ボンドカーへの憧れから始まったBMWとの付き合い。
1975年型の古いクーペはデザインの美しさに一目ぼれ

山本

まずは、このクルマの話をお聞きかせください。

沖野

BMW3.0CS、1975年のUSエディションです。アメリカ向けに輸出されたクルマで、ウインカーで点滅するライトのサイズと形が違うと思います。15年前に入手しました。

山本

ずっと、BMWの古いクーペを探していたのですか?

沖野

子供のときからポルシェのファンで、じつはポルシェ993を探していたんです。ただ、そのとき京都ではポルシェ993が見つからなくて。この3.0CSの前に乗っていたZ3でBMWに感情移入して、やっぱり古いBMWもいいってわかってくるじゃないですか。
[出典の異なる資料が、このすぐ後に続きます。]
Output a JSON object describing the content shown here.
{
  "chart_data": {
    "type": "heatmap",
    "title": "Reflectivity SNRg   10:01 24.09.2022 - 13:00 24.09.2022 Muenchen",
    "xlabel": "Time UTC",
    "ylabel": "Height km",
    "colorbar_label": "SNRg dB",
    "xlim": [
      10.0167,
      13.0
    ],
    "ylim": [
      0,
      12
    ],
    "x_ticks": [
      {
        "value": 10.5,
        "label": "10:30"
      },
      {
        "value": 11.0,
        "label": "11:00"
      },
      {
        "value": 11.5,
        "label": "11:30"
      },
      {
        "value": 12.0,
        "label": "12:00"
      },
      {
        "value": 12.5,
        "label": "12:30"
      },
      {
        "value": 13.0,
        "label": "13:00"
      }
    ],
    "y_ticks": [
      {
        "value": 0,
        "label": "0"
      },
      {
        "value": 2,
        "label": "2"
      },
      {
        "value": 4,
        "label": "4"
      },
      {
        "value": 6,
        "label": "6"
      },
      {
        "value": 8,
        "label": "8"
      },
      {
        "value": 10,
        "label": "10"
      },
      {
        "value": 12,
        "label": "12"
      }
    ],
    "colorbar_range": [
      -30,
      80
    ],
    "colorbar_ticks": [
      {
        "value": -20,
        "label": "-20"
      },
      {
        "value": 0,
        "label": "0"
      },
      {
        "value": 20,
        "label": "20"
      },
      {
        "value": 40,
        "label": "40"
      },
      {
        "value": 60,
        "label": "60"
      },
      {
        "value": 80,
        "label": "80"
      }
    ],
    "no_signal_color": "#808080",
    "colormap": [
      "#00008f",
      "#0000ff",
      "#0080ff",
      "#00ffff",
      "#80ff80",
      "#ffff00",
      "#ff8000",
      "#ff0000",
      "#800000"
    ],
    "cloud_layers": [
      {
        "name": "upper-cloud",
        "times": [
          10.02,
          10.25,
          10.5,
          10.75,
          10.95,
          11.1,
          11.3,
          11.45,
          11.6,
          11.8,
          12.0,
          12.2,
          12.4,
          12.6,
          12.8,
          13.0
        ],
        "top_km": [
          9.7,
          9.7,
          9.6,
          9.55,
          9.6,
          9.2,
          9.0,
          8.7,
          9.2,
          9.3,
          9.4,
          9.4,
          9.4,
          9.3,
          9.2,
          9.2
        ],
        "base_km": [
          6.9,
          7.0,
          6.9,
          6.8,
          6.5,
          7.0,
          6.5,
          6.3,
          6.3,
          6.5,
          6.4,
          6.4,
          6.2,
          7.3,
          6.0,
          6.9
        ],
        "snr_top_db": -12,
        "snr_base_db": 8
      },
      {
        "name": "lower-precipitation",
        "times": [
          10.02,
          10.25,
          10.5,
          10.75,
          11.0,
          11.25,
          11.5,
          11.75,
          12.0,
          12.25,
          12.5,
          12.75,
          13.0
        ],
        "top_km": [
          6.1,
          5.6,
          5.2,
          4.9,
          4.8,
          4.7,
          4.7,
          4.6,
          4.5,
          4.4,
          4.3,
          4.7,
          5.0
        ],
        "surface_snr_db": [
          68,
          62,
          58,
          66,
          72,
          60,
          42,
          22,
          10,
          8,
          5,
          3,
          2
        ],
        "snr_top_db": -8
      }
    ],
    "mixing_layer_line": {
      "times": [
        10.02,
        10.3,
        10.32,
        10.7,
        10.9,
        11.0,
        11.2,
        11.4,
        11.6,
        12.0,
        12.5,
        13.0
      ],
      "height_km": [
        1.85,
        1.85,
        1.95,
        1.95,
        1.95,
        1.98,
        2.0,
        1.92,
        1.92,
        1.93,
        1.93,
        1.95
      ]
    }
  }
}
そんななか見つけたのが、この3.0CS。もちろんBMW 2002は知っていたんですけど、3.0CSは全然チェックしていなくて。それがもう、デザインの美しさに一目ぼれして即決しました。

山本

そもそも最初に買ったクルマは?

沖野

大学を卒業した頃に買ったホンダのシビックです。88年か89年のグランドシビックかな。シティやインテグラと、ホンダのデザインが割と統一されていた時代です。じつは、そのときはゴルフに乗りたかったんですよ、友達がカルマンギアに乗っていたので。

山本

当時はカルマンギアとかボルボアマゾンとか男子が乗りたい旧車がありましたよね。私は、最初に買ったクルマはVWビートルでした。

沖野

友達から旧車はまだ早いと言われて、シビックを新車で買いました。シビックの次はミニですね。松田優作が好きで、ちょっと真似しちゃいました。ローバー最終モデルだから、古いデザインの最後。それにしばらく乗っていたときに、ボンドカーに乗りたくてBMW のZ8を見に行ったんです。値段が1500万円とか言われて、さすがに無理となって。でも、実はZ3がボンドカーだと聞いて、これまでのBMWのイメージとぜんぜん違って、いいじゃんと思って。それで、ミニとZ3の2台持ちに。

山本

私は、ビートルの次がユーノスロードスター。ずっとMGBに乗りたくてずっと探していたときに、マツダがオープンカーを出すとなって、即予約しました。その何年か後に、1965年型マスタングを個人輸入して、また旧車に戻るという。

沖野

愚かな男性のロマンですね。僕はポルシェ993も持っていましたが、コロナ禍に手放して、今はBMW3.0CSの1台だけです。多いときは、新型ビートルのスポンサードも受けていたので4台乗っていたこともあります。本当は7台持って、月水木金土日、毎日違うクルマ乗ってみたかったんですよね。

山本

旧車に乗ることを、奥さまは許してくれているんですか?

沖野

全然許してくれていないです。結構トラブルがありまして、もういい加減にしてよって言われています。白金トンネルで夏場に渋滞したことがあって、いまは空冷のファンを2枚直結したのでオーバーヒートしなくなったんですが、買ったばかりの頃だったので、どんどん水温が上がってきて。クーラーがついていないうえに、トンネルで渋滞しているから窓も開けられない。かみさんが、「私を殺す気か?」って言っていました(笑)だから、ポルシェ993を買った理由は夏用。冬はBMWで、夏はポルシェ!

スーパーカーのブームだった少年時代。
ポルシェとBMWが並んだ風景を思い出す

山本

子供の頃、お父さんお母さんはクルマを運転していましたか?

沖野

運転していなかったんです。ただ、叔父がけっこうクルマ好きだったので、夏休みに叔父の運転で京都の宇治から丹後半島に帰省するのが、その頃の思い出。

山本

そのときのクルマは、何だったか覚えていますか?

沖野

たぶん日産のブルーバードです。親父が助手席、後ろが母と僕と弟。僕は運転席の後ろに陣取って、身を乗り出して運転手と同じ景色を見たいっていう子供でした。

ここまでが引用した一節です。